Makram Khalil, prix du martyr Ahmad Bassiouni. Le sculpteur présente un bronze d’hommes aux poings levés, un groupe de révolutionnaires en colère marchant vers la victoire. Largement patriotique, son oeuvre revient aux sculptures nasséristes de Gamal Al-Séguini avec le même élan national et la même volonté de vaincre qui caractérisaient la révolte des Officiers libres. Difficile cette année de tomber sur une oeuvre simplement esthétique, dénuée de tout message politique. Le Grand Prix du Salon, attribué à l’installation de Mohamad Hamza, est l’une des seules créations n’abordant pas directement le contexte actuel.
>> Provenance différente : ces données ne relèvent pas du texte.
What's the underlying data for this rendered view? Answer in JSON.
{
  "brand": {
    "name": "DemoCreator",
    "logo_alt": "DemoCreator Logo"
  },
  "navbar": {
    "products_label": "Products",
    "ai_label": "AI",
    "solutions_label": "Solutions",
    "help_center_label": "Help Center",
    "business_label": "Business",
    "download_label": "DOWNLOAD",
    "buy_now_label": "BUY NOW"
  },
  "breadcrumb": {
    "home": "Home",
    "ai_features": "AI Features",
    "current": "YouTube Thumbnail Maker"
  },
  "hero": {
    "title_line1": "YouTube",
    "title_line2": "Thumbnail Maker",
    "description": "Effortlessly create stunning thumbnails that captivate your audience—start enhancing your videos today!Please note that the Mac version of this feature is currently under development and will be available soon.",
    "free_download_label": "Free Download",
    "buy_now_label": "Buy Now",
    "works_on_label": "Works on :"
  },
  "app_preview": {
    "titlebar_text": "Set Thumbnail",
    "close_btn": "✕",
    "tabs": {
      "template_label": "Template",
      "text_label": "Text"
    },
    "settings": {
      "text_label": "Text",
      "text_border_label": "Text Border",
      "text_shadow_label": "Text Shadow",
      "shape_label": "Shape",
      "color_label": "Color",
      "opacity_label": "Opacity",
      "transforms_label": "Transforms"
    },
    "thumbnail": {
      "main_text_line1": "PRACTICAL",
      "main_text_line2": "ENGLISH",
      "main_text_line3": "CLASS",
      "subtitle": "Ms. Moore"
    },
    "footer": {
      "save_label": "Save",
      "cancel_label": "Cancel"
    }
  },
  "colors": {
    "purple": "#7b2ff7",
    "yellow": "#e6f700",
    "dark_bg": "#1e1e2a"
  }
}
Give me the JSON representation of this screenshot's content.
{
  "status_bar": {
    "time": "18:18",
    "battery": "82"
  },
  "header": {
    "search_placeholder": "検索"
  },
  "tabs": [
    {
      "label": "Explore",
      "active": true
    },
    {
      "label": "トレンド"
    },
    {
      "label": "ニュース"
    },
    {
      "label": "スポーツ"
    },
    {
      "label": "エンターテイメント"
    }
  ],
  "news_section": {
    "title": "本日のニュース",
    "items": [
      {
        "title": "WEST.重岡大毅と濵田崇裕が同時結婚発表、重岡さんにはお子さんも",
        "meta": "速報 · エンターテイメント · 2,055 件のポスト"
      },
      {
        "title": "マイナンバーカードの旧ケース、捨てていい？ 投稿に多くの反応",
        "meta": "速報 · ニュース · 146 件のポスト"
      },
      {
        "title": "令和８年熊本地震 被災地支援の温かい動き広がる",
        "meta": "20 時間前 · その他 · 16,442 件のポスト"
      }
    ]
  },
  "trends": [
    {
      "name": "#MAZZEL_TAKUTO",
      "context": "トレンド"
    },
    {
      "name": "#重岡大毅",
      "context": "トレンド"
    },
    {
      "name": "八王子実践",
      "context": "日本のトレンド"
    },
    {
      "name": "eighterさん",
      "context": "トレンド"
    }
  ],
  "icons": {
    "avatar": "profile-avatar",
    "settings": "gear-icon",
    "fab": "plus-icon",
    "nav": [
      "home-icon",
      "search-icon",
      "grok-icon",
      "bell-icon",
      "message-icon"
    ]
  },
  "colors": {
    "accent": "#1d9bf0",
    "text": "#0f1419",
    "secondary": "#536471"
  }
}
Hamza immerge le spectateur au plus profond de l’humain. Il cherche à objectiver l’inconscient, à décrire avec une méthode scientifique

l’âme des individus. Sa métaphore du scanner dévoilant autre chose qu’attendu, a, semble-t-il, séduit les juges. Déferlement d’idées politiques, de critiques et de contestations, cette 23e édition marque peut-être une rupture avec l’habituelle frilosité des organisateurs. Conçue comme une exposition d’ensemble, son rôle ne se limite plus à faire découvrir de jeunes talents. Le Salon lui-même s’est donné un but : montrer avec cohérence et simplicité le sentiment de l’ensemble d’une scène artistique.

Jusqu’au 24 décembre. De 10h à 14h et de 18h à 22h, sauf le vendredi, au Palais des arts à l'Opéra.